For a major oil and gas producer, organic growth over time is all well and good. But if you want next-level scale — and the economies that come with it — there’s nothing like cannon-balling into the deep end of the pool with a huge, game-changing acquisition. ExxonMobil has already done that twice — first in 2010 with the $41 billion purchase of XTO Energy, then in 2017 when it bought the Bass family’s oil and gas assets for $6.6 billion. Now it’s said to be poised for another big plunge, and to be eyeing the Permian’s largest E&P, Pioneer Natural Resources. In today’s RBN blog, we analyze a potential deal that would make Exxon the dominant producer in the premier U.S. shale play.

A little history about Exxon and the Permian may be helpful here. In the early 2000s, Exxon was focused primarily on overseas operations, but the onset of the Shale Revolution in the late 2000s convinced the company of the potentially strong production growth offered by U.S. unconventional assets. Its options for entering the shale space were building a business organically over a decade or acquiring an established company to jump-start its expansion. An obvious target was XTO Energy, which since its formation in 1986 as Cross Timbers Oil — a name that later morphed into XTO — had built an impressive portfolio of unconventional natural gas assets across several U.S. plays, including the Barnett Shale, the Haynesville and the Marcellus. Seeing the investment as a springboard to shale development across the U.S. and maybe elsewhere, Exxon bought XTO for $41 billion — $30 billion in stock and the assumption of more than $10 billion in debt — its largest deal since the merger with Mobil Inc. in 1999. (We’ll be exploring the latest developments in U.S. crude oil and petroleum products, including the Permian, at our upcoming conference, xPortCon-Oil 2023, to be held in Houston on June 8, 2023.) 

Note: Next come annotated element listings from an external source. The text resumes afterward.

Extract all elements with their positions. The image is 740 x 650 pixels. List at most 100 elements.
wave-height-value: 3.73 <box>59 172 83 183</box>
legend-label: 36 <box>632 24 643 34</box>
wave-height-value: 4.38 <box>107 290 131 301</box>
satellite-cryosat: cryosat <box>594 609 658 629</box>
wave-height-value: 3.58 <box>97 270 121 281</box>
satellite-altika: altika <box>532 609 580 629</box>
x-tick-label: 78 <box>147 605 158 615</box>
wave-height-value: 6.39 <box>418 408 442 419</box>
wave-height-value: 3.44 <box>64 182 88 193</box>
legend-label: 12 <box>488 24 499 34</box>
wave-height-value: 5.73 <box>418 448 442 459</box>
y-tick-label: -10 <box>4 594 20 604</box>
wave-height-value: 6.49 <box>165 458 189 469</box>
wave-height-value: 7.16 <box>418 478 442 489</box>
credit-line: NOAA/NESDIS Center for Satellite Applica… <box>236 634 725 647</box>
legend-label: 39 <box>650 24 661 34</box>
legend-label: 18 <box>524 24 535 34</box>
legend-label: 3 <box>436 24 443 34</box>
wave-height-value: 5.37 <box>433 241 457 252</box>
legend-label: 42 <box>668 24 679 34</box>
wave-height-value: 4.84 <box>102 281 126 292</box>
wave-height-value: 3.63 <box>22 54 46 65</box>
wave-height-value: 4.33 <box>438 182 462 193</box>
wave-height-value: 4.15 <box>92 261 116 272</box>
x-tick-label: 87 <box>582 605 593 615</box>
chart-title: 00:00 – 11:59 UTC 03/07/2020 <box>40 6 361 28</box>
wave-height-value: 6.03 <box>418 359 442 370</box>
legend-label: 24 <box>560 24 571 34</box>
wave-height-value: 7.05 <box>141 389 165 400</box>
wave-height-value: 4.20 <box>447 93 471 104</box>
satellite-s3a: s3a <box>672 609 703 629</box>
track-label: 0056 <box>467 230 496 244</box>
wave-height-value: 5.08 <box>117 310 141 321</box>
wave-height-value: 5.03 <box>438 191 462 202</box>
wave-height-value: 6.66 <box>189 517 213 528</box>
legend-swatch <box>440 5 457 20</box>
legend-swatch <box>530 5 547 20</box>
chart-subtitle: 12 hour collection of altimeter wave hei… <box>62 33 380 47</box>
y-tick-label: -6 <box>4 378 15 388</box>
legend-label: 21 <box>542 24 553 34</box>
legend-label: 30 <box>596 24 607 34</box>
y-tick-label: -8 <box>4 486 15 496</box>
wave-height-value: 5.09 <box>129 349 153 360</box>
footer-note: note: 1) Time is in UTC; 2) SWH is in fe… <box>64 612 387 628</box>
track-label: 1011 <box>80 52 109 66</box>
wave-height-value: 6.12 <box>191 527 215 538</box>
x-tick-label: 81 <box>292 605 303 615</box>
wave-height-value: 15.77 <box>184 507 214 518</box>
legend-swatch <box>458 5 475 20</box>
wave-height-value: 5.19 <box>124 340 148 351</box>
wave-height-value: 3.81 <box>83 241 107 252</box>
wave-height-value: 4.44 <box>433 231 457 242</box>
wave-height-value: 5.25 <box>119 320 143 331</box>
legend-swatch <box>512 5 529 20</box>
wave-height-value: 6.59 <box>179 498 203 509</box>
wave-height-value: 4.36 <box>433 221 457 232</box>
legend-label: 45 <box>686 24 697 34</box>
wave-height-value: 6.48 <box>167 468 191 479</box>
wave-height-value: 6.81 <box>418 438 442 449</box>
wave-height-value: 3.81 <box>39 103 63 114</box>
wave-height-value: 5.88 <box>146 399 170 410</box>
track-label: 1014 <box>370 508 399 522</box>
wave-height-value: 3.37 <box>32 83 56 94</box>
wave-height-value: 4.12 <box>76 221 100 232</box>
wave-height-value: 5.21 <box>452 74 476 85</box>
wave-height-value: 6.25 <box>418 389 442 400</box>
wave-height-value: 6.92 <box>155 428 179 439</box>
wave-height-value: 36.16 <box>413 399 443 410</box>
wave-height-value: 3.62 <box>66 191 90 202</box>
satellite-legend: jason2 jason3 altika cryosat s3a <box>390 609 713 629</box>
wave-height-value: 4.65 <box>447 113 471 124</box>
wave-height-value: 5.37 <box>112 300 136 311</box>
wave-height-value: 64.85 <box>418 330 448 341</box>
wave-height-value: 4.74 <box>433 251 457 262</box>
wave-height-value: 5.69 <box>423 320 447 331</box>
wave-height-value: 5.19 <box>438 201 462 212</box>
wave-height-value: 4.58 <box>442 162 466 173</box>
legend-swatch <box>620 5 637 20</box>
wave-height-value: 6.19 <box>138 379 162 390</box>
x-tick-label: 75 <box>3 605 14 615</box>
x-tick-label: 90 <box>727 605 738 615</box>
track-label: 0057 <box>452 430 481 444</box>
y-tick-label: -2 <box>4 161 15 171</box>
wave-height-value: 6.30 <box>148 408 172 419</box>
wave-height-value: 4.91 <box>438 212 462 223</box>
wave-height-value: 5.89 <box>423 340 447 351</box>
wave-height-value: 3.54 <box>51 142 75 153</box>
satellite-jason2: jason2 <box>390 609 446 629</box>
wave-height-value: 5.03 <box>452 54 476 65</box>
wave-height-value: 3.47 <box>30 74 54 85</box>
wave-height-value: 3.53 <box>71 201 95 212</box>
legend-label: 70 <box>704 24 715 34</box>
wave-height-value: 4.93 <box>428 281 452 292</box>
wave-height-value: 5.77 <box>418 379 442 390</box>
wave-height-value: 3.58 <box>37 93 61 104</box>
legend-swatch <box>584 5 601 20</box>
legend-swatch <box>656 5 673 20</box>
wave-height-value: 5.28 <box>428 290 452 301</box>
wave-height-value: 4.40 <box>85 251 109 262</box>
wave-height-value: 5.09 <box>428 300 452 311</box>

The XTO Energy transaction was the first mega-deal in the U.S. shale space, but the timing was unfortunate as rapid shale production growth resulted in an oversupply of gas that drove the Henry Hub price from about $5/MMBtu at the deal’s announcement to under $2/MMBtu in April 2012. XTO’s results were a drag on Exxon’s upstream financial performance and it took years of stock buybacks to offset the dilution of the shares issued to XTO holders. In June 2019, Exxon CEO Rex Tillerson said, “We probably paid too much. The general consensus was that natural gas would stay around $5, maybe $6, but of course we never saw those numbers again.” The XTO purchase did provide Exxon with expertise in unconventional development, but low prices put a halt to major development of the significant gas-weighted portion of the acquired portfolio.